Another Important Point about Wine and Objectivity

ancient winemakingRecently, I pointed to success at passing the tasting component of the Masters of Wine exam as evidence that wine tasting and wine quality are not purely subjective. If it were, success on these exams would be random and arbitrary which they clearly are not.

Another bit of evidence for the same conclusion is more historical. We agree that some wines taste better than others because that agreement is based on focused investigations through several centuries by thousands of individuals, who could make a living only if they convinced others that their product is better than their competitors.

Through hundreds of years, generation after generation, particular plots of land have been carefully cultivated separating out the inferior vineyards from the successful ones with success determined by whether people buy the wine or not. Over that time, viticulture and winemaking techniques have also been tested, again weeding out what works from what doesn’t with everyone searching for an edge that will sell their wine.

The view that winetasting is subjective and wine quality arbitrary cannot explain those countless, independent decisions made under conditions that crucially matter for the survival of their communities.

Is it plausible to think these decisions were made by flipping coins or taking wild, uninformed guesses? Isn’t it substantially more plausible to think these decisions were usually based on a shared sense of what counts as good wine that was continually honed through innovation after innovation because it mattered that they get it right?

Obviously there were mistakes made along the way and corrupt motives often held sway—wine communities are human communities after all. And obviously there are different conceptions of quality, several ways for wine to be delicious.  But it is implausible to think there was no concept of quality informing these decisions.

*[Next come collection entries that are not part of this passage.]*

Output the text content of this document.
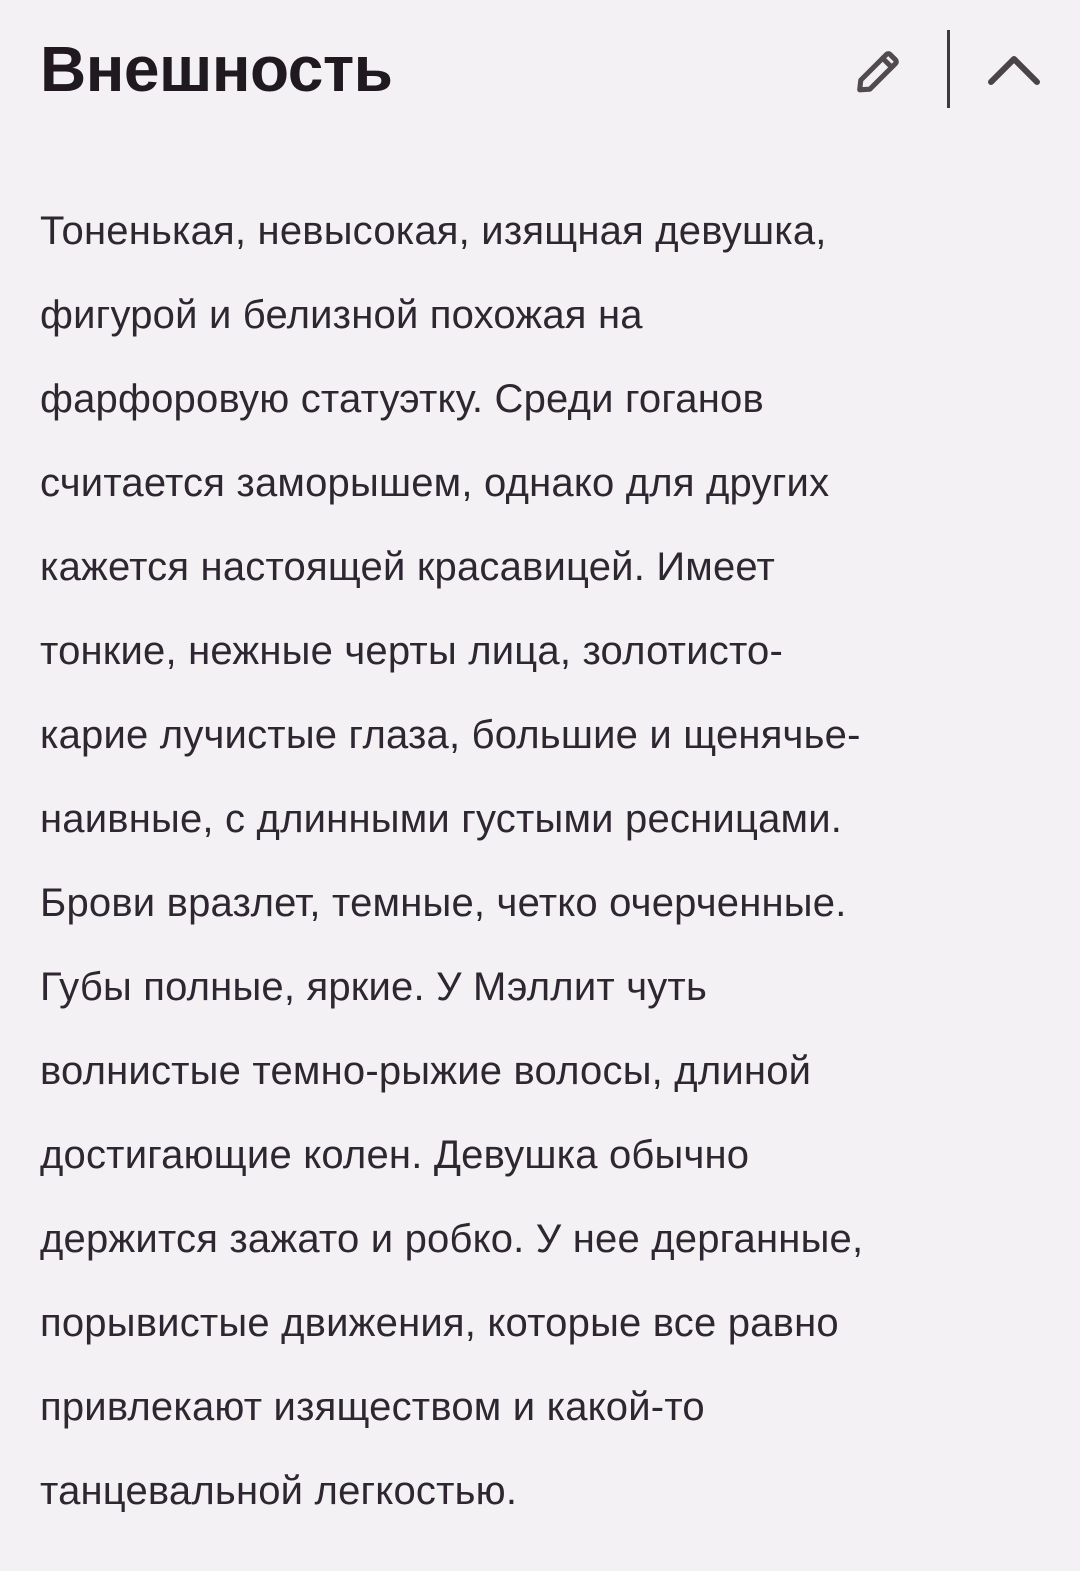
Внешность

Тоненькая, невысокая, изящная девушка,
фигурой и белизной похожая на
фарфоровую статуэтку. Среди гоганов
считается заморышем, однако для других
кажется настоящей красавицей. Имеет
тонкие, нежные черты лица, золотисто-
карие лучистые глаза, большие и щенячье-
наивные, с длинными густыми ресницами.
Брови вразлет, темные, четко очерченные.
Губы полные, яркие. У Мэллит чуть
волнистые темно-рыжие волосы, длиной
достигающие колен. Девушка обычно
держится зажато и робко. У нее дерганные,
порывистые движения, которые все равно
привлекают изяществом и какой-то
танцевальной легкостью.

No doubt there have always been sharp disagreements about wine quality. But through trial and error some people win debates and some people lose, because some wines taste better than others. Over time the frauds, hucksters and incompetents are found out and eliminated.

There is an in eliminable subjective dimension to wine preferences, to be sure, but given sufficient time, independence, and incentives to improve, the merely personal and idiosyncratic that are unsupported by a concept of quality are less likely to be reproduced.